DRILLED VS SLOTTED ROTORS
For many years, most racing rotors were drilled. There were two reasons-the holes gave the "fireband" boundary layer of gasses and particulate matter someplace to go and the edges of the holes gave the pad a better "bite."
Unfortunately, the drilled holes also reduced the thermal capacity of the discs and served as very effective "stress raisers," significantly decreasing disc life. Improvements in friction materials have pretty much made the drilled rotor a thing of the past in racing. Most racing rotors currently feature a series of tangential slots or channels that serve the same purpose without the attendant disadvantages.
PAD AREA
We have seen that brake torque is directly proportional to Piston Area, System Pressure, Friction Coefficient and Effective Radii, and is not affected by pad area. Pad area and geometry are however important for several reasons:
1) Pad service life. Since pad material is consumed, an increase in pad area results in an increase in the time interval between pad replacements. OE designs often make slight sacrifices in pad life by including tapered ends for reduction of noise, vibration and pad taper. In some OE designs, the pads on the two sides of the caliper are even shaped differently, with the inside pad being shorter in arc-length in the direction of rotation and wider radially than the outside pad for system design and integration reasons.

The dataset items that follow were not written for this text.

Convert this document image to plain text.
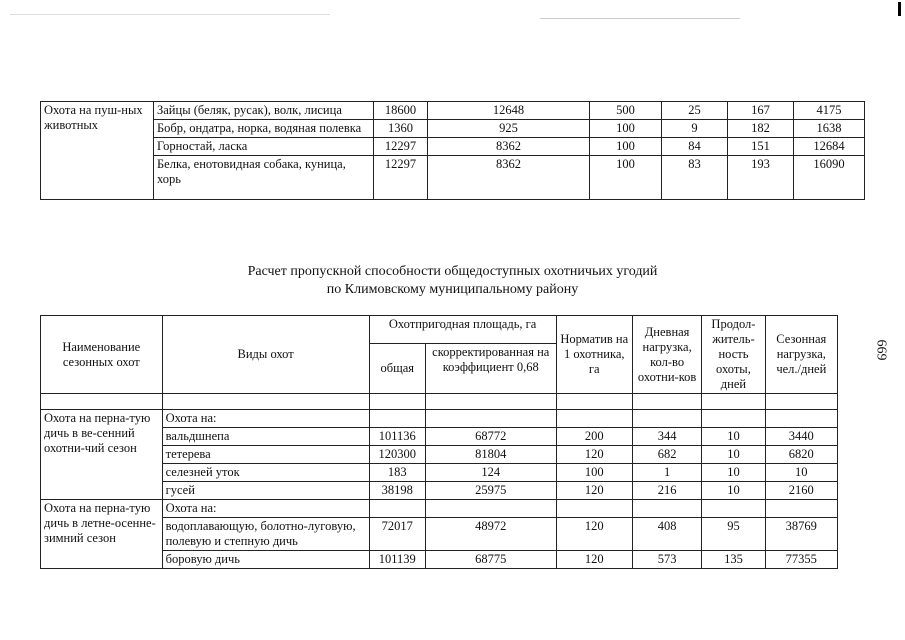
Охота на пуш-ных животных	Зайцы (беляк, русак), волк, лисица	18600	12648	500	25	167	4175
	Бобр, ондатра, норка, водяная полевка	1360	925	100	9	182	1638
	Горностай, ласка	12297	8362	100	84	151	12684
	Белка, енотовидная собака, куница, хорь	12297	8362	100	83	193	16090
Расчет пропускной способности общедоступных охотничьих угодий
по Климовскому муниципальному району
669
Наименование сезонных охот	Виды охот	Охотпригодная площадь, га		Норматив на 1 охотника, га	Дневная нагрузка, кол-во охотни-ков	Продол-житель-ность охоты, дней	Сезонная нагрузка, чел./дней
		общая	скорректированная на коэффициент 0,68				

Охота на перна-тую дичь в ве-сенний охотни-чий сезон	Охота на:						
	вальдшнепа	101136	68772	200	344	10	3440
	тетерева	120300	81804	120	682	10	6820
	селезней уток	183	124	100	1	10	10
	гусей	38198	25975	120	216	10	2160
Охота на перна-тую дичь в летне-осенне-зимний сезон	Охота на:						
	водоплавающую, болотно-луговую, полевую и степную дичь	72017	48972	120	408	95	38769
	боровую дичь	101139	68775	120	573	135	77355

2) Heat dispersion and dissipation over a larger surface area and greater mass. Although in the case of a larger pad, the pad masks a larger portion of the rotor face, absorbing more radiant energy and shielding the area from cooling that may cancel any actual benefit.

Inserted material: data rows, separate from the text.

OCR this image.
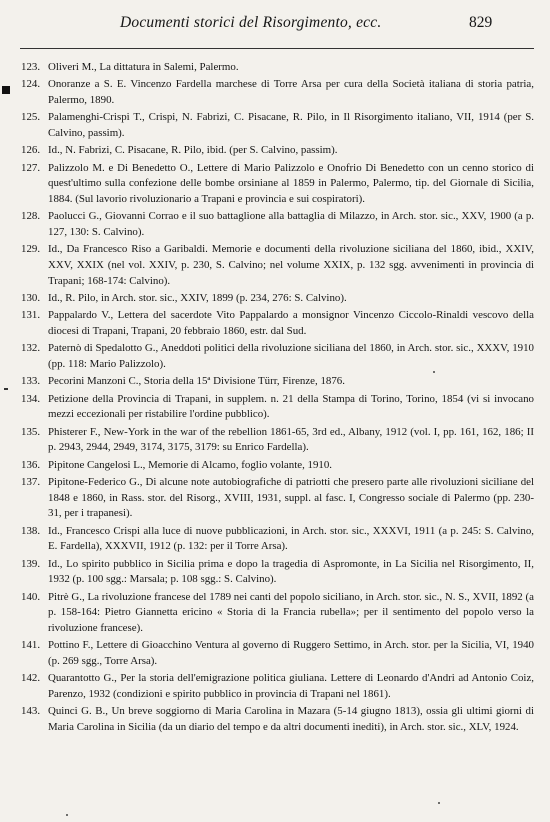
Documenti storici del Risorgimento, ecc.	829
123. Oliveri M., La dittatura in Salemi, Palermo.
124. Onoranze a S. E. Vincenzo Fardella marchese di Torre Arsa per cura della Società italiana di storia patria, Palermo, 1890.
125. Palamenghi-Crispi T., Crispi, N. Fabrizi, C. Pisacane, R. Pilo, in Il Risorgimento italiano, VII, 1914 (per S. Calvino, passim).
126. Id., N. Fabrizi, C. Pisacane, R. Pilo, ibid. (per S. Calvino, passim).
127. Palizzolo M. e Di Benedetto O., Lettere di Mario Palizzolo e Onofrio Di Benedetto con un cenno storico di quest'ultimo sulla confezione delle bombe orsiniane al 1859 in Palermo, Palermo, tip. del Giornale di Sicilia, 1884. (Sul lavorio rivoluzionario a Trapani e provincia e sui cospiratori).
128. Paolucci G., Giovanni Corrao e il suo battaglione alla battaglia di Milazzo, in Arch. stor. sic., XXV, 1900 (a p. 127, 130: S. Calvino).
129. Id., Da Francesco Riso a Garibaldi. Memorie e documenti della rivoluzione siciliana del 1860, ibid., XXIV, XXV, XXIX (nel vol. XXIV, p. 230, S. Calvino; nel volume XXIX, p. 132 sgg. avvenimenti in provincia di Trapani; 168-174: Calvino).
130. Id., R. Pilo, in Arch. stor. sic., XXIV, 1899 (p. 234, 276: S. Calvino).
131. Pappalardo V., Lettera del sacerdote Vito Pappalardo a monsignor Vincenzo Ciccolo-Rinaldi vescovo della diocesi di Trapani, Trapani, 20 febbraio 1860, estr. dal Sud.
132. Paternò di Spedalotto G., Aneddoti politici della rivoluzione siciliana del 1860, in Arch. stor. sic., XXXV, 1910 (pp. 118: Mario Palizzolo).
133. Pecorini Manzoni C., Storia della 15ª Divisione Türr, Firenze, 1876.
134. Petizione della Provincia di Trapani, in supplem. n. 21 della Stampa di Torino, Torino, 1854 (vi si invocano mezzi eccezionali per ristabilire l'ordine pubblico).
135. Phisterer F., New-York in the war of the rebellion 1861-65, 3rd ed., Albany, 1912 (vol. I, pp. 161, 162, 186; II p. 2943, 2944, 2949, 3174, 3175, 3179: su Enrico Fardella).
136. Pipitone Cangelosi L., Memorie di Alcamo, foglio volante, 1910.
137. Pipitone-Federico G., Di alcune note autobiografiche di patriotti che presero parte alle rivoluzioni siciliane del 1848 e 1860, in Rass. stor. del Risorg., XVIII, 1931, suppl. al fasc. I, Congresso sociale di Palermo (pp. 230-31, per i trapanesi).
138. Id., Francesco Crispi alla luce di nuove pubblicazioni, in Arch. stor. sic., XXXVI, 1911 (a p. 245: S. Calvino, E. Fardella), XXXVII, 1912 (p. 132: per il Torre Arsa).
139. Id., Lo spirito pubblico in Sicilia prima e dopo la tragedia di Aspromonte, in La Sicilia nel Risorgimento, II, 1932 (p. 100 sgg.: Marsala; p. 108 sgg.: S. Calvino).
140. Pitrè G., La rivoluzione francese del 1789 nei canti del popolo siciliano, in Arch. stor. sic., N. S., XVII, 1892 (a p. 158-164: Pietro Giannetta ericino « Storia di la Francia rubella»; per il sentimento del popolo verso la rivoluzione francese).
141. Pottino F., Lettere di Gioacchino Ventura al governo di Ruggero Settimo, in Arch. stor. per la Sicilia, VI, 1940 (p. 269 sgg., Torre Arsa).
142. Quarantotto G., Per la storia dell'emigrazione politica giuliana. Lettere di Leonardo d'Andri ad Antonio Coiz, Parenzo, 1932 (condizioni e spirito pubblico in provincia di Trapani nel 1861).
143. Quinci G. B., Un breve soggiorno di Maria Carolina in Mazara (5-14 giugno 1813), ossia gli ultimi giorni di Maria Carolina in Sicilia (da un diario del tempo e da altri documenti inediti), in Arch. stor. sic., XLV, 1924.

3) Geometry: Since rubbing speed between the disc and the pad is greater at the periphery of the disc, the pad geometry will sometimes be designed to reduce the area toward the center of the disc. This is done in an effort to produce even temperature and pressure distribution across the face of the pad.
FLOATING DISCS
All metals "grow" when heated. The diameter of cast iron brake discs can increase as much as 2mm (0.080 inch) at elevated braking temperatures. When the disc is radially restrained from growing (as in all one-piece discs) the friction plates are forced into a cone shape as temperature increases, adversely effecting both temperature and pressure distribution within the pads and the feel of the pedal.
Racing and high-performance street discs are mounted on separate hats or bells, usually of aluminum. The fastening system is designed to allow radial growth and minimal axial float resulting in a mechanically stable system. Hats or bells should be made from 7075 or 2024 heat-treated aluminum billets that are pre-stressed and relieved, not from 6061 or from plate stock.